• Edição 175
  • 10 de junho de 2009

Faces e Interfaces

Descriminalização das drogas

Thiago Etchatz e Igor Costa

A Organização das Nações Unidas (ONU) lança, simultaneamente, em diversas cidades do mundo o Relatório Mundial sobre Drogas 2009 no próximo dia 26, Dia Internacional contra o Tráfico e o Abuso de Drogas. Elaborado pelo Escritório das Nações Unidas sobre Drogas e Crime (UNDOC), o documento serve como base de referência aos governos para a implementação de políticas públicas a partir da reunião de dados estatísticos e análises de tendência sobre a situação do mercado, tráfico e consumo de drogas ilegais em todo o mundo.

Diante da iniciativa da ONU, o Olhar Vital convidou os psiquiatras Magda Vaissman e Marcelo Cruz, do Instituto de Psiquiatria da UFRJ, para ampliar o debate sobre a polêmica discussão em torno da descriminalização e liberalização das drogas a partir de seus depoimentos.

Magda Vaissman

Pesquisadora do Instituto de Psiquiatria da UFRJ, PhD em Psiquiatria e há quase 20 anos trabalhando com a tese “alcoolismo e trabalho”

“Tenho algumas ideias em relação a essa questão da descriminalização, se bem que isso é da ordem do jurídico, e não uma questão médica. Quando o senso comum se refere à descriminalização ou à liberalização das drogas, que é diferente, pensa que haveria a diminuição do crime organizado, visto que hoje ele está totalmente ligado ao comércio de armas e drogas.
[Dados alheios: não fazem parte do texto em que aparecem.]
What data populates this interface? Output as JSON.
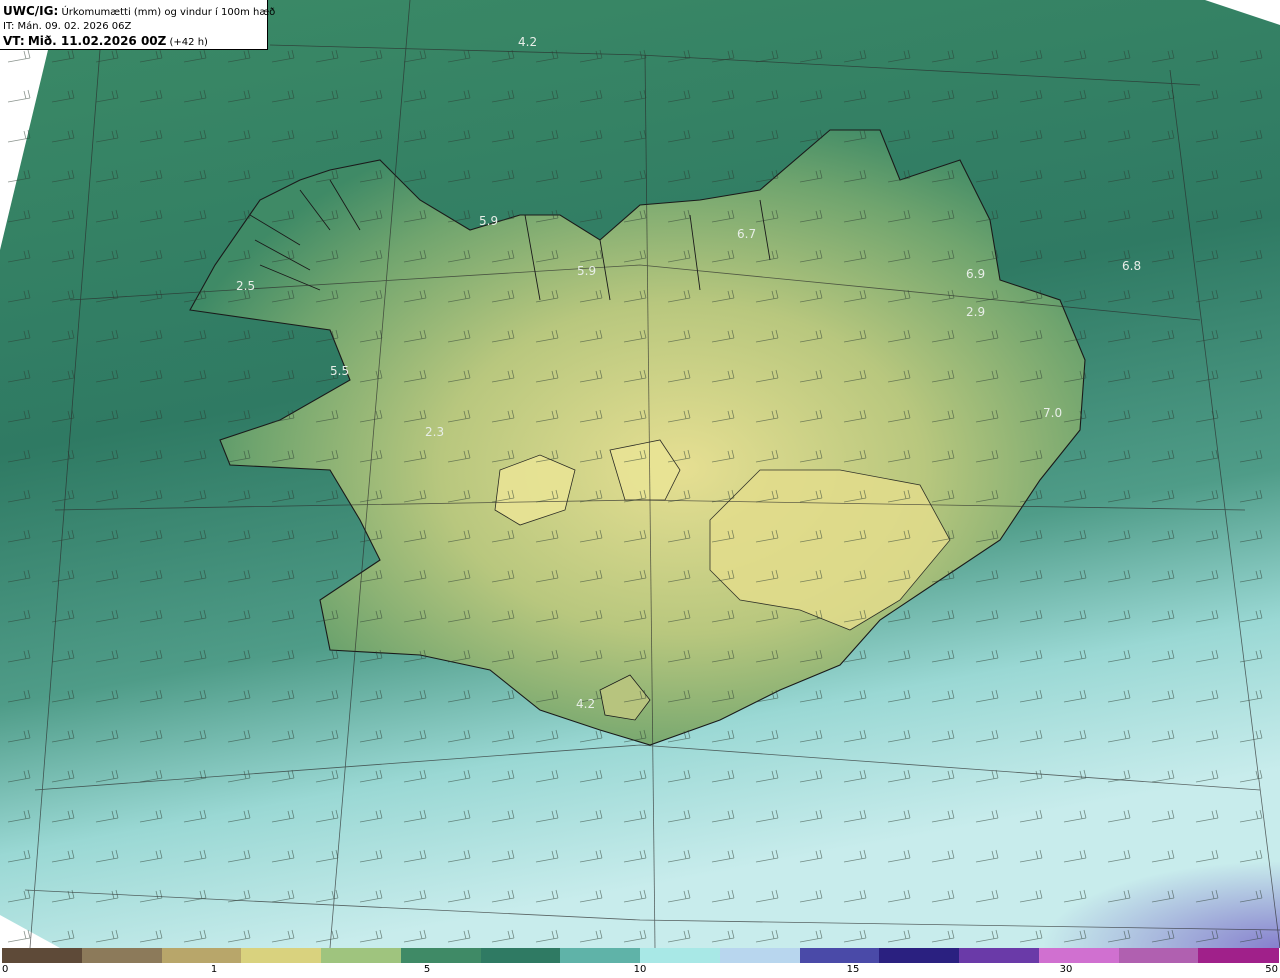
{
  "header": {
    "model": "UWC/IG:",
    "title": "Úrkomumætti (mm) og vindur í 100m hæð",
    "init_time": "IT: Mán. 09. 02. 2026 06Z",
    "valid_prefix": "VT:",
    "valid_time": "Mið. 11.02.2026 00Z",
    "lead": "(+42 h)"
  },
  "map_labels": [
    "4.2",
    "5.9",
    "5.9",
    "6.7",
    "6.8",
    "6.9",
    "2.9",
    "2.5",
    "5.5",
    "2.3",
    "7.0",
    "4.2"
  ],
  "colorbar": {
    "ticks": [
      "0",
      "1",
      "5",
      "10",
      "15",
      "30",
      "50"
    ],
    "colors": [
      "#5e4a38",
      "#8c7a5a",
      "#b8a66a",
      "#d9d27e",
      "#9fc47e",
      "#3f8a66",
      "#2f7a63",
      "#5fb3a8",
      "#a8e8e6",
      "#b8d6ee",
      "#4a4aa8",
      "#2a2080",
      "#6a3aa8",
      "#d070d0",
      "#b060b0",
      "#a0208a"
    ]
  },
  "colors": {
    "sea_dark": "#2f7a63",
    "sea_light": "#bfe9ea",
    "land_low": "#5e9a6a",
    "land_high": "#dad88a"
  }
}
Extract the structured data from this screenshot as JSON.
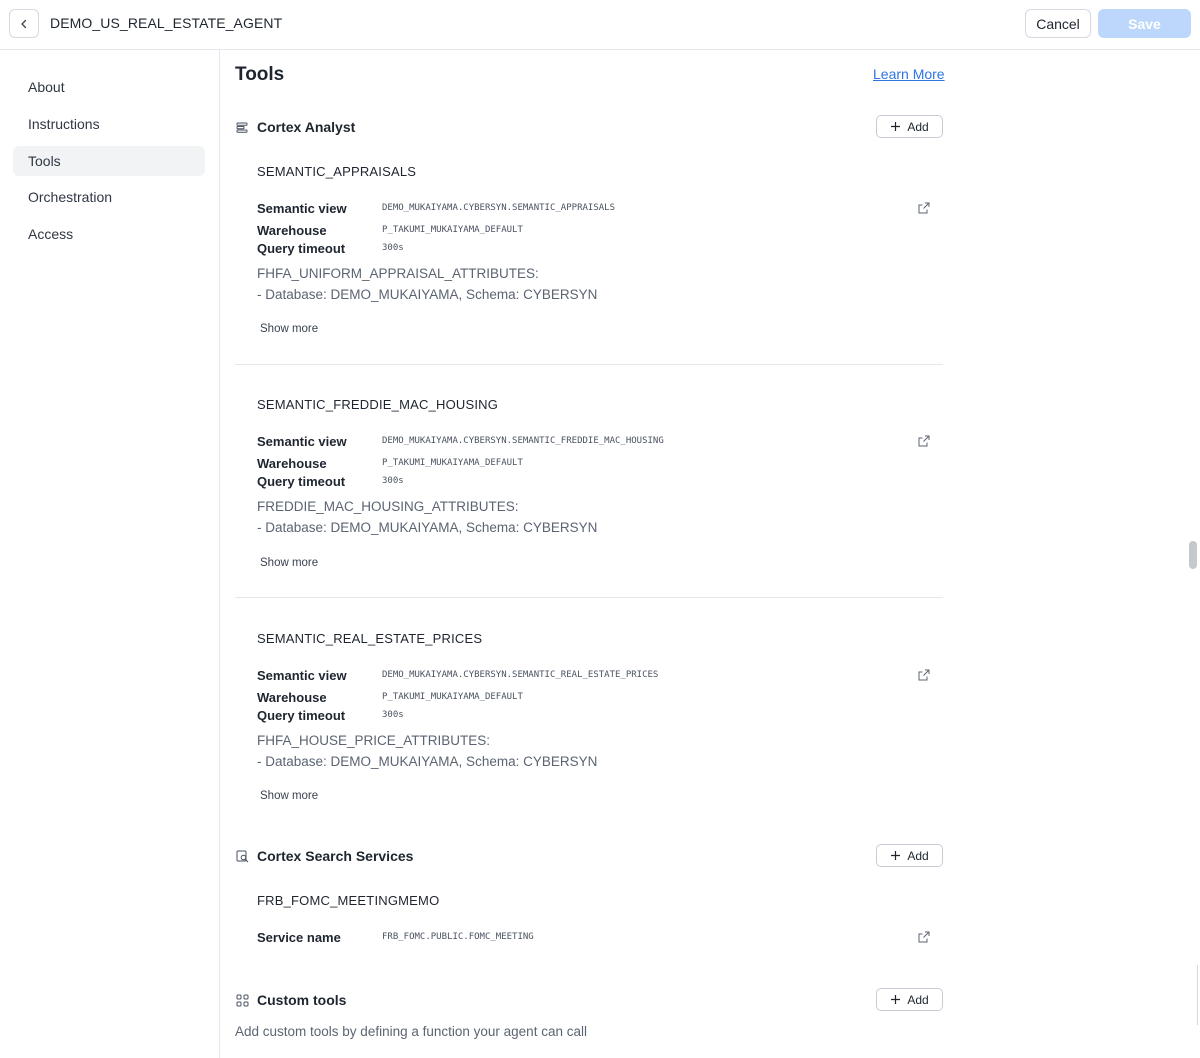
{
  "header": {
    "title": "DEMO_US_REAL_ESTATE_AGENT",
    "cancel_label": "Cancel",
    "save_label": "Save"
  },
  "sidebar": {
    "items": [
      {
        "label": "About"
      },
      {
        "label": "Instructions"
      },
      {
        "label": "Tools"
      },
      {
        "label": "Orchestration"
      },
      {
        "label": "Access"
      }
    ]
  },
  "page": {
    "title": "Tools",
    "learn_more": "Learn More"
  },
  "labels": {
    "semantic_view": "Semantic view",
    "warehouse": "Warehouse",
    "query_timeout": "Query timeout",
    "service_name": "Service name",
    "show_more": "Show more",
    "add": "Add"
  },
  "cortex_analyst": {
    "title": "Cortex Analyst",
    "tools": [
      {
        "name": "SEMANTIC_APPRAISALS",
        "semantic_view": "DEMO_MUKAIYAMA.CYBERSYN.SEMANTIC_APPRAISALS",
        "warehouse": "P_TAKUMI_MUKAIYAMA_DEFAULT",
        "query_timeout": "300s",
        "desc_line1": "FHFA_UNIFORM_APPRAISAL_ATTRIBUTES:",
        "desc_line2": "- Database: DEMO_MUKAIYAMA, Schema: CYBERSYN"
      },
      {
        "name": "SEMANTIC_FREDDIE_MAC_HOUSING",
        "semantic_view": "DEMO_MUKAIYAMA.CYBERSYN.SEMANTIC_FREDDIE_MAC_HOUSING",
        "warehouse": "P_TAKUMI_MUKAIYAMA_DEFAULT",
        "query_timeout": "300s",
        "desc_line1": "FREDDIE_MAC_HOUSING_ATTRIBUTES:",
        "desc_line2": "- Database: DEMO_MUKAIYAMA, Schema: CYBERSYN"
      },
      {
        "name": "SEMANTIC_REAL_ESTATE_PRICES",
        "semantic_view": "DEMO_MUKAIYAMA.CYBERSYN.SEMANTIC_REAL_ESTATE_PRICES",
        "warehouse": "P_TAKUMI_MUKAIYAMA_DEFAULT",
        "query_timeout": "300s",
        "desc_line1": "FHFA_HOUSE_PRICE_ATTRIBUTES:",
        "desc_line2": "- Database: DEMO_MUKAIYAMA, Schema: CYBERSYN"
      }
    ]
  },
  "cortex_search": {
    "title": "Cortex Search Services",
    "tools": [
      {
        "name": "FRB_FOMC_MEETINGMEMO",
        "service_name": "FRB_FOMC.PUBLIC.FOMC_MEETING"
      }
    ]
  },
  "custom_tools": {
    "title": "Custom tools",
    "description": "Add custom tools by defining a function your agent can call"
  },
  "colors": {
    "accent": "#2e75e2",
    "save_disabled": "#bcd7fb",
    "active_nav": "#f1f3f5",
    "border": "#e4e7ec"
  }
}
Alguns países possuem uma política mais liberal, fizeram proposta de redução de danos, como Reino Unido, Holanda, Suíça e Canadá. Na Suíça estive faz pouco tempo e vi que havia uma praça na qual as pessoas poderiam consumir drogas legalmente. E esse projeto terminou, pois começou a suscitar vários problemas de ordem legal, crimes e etc.
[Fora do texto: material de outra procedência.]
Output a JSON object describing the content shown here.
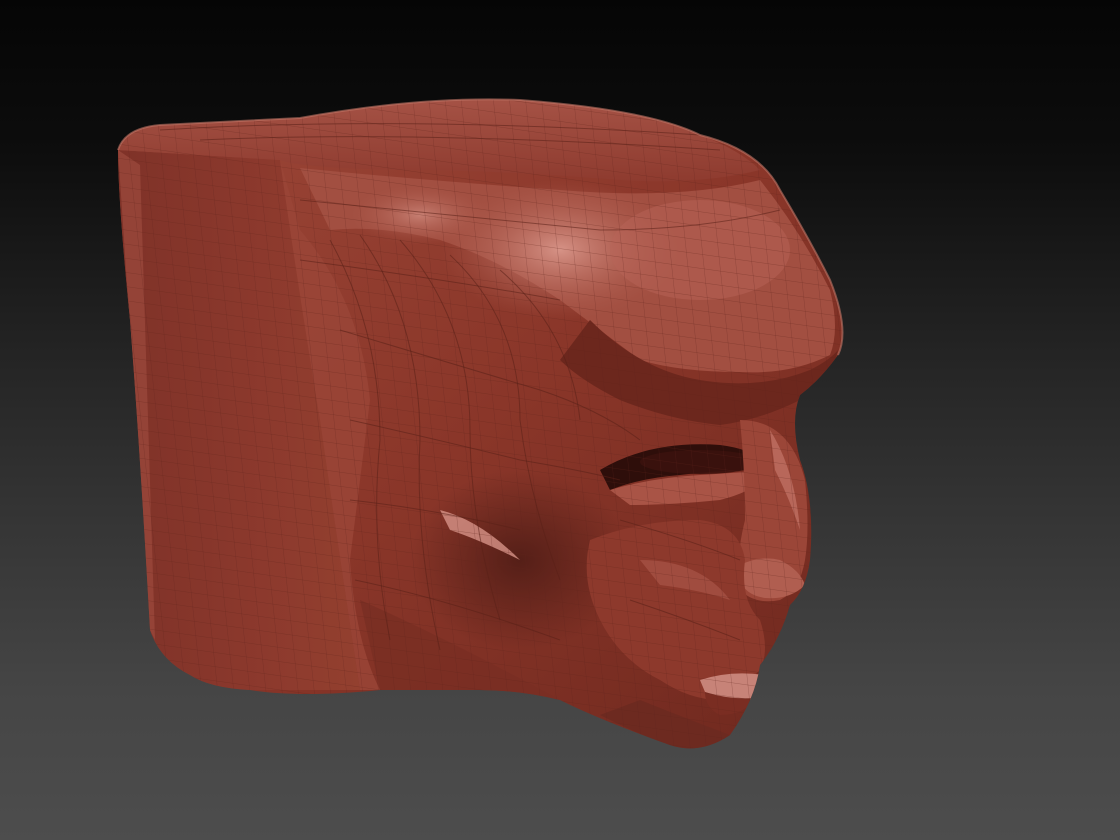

O europeu pensa diferente do americano. Nos EUA se pensa numa política de tolerância zero. Com isso, grande parte da população carcerária lá é de usuários de drogas. Quando a lei brasileira descriminalizou, em certo sentido, permitindo a distinção entre traficante e usuário, beneficiou o segundo, pois a esse cabe tratamento, e não prisão. Essa é uma questão a ser discutida. Não se pode garantir que com a liberalização de completamente tudo haverá mais ou menos crimes.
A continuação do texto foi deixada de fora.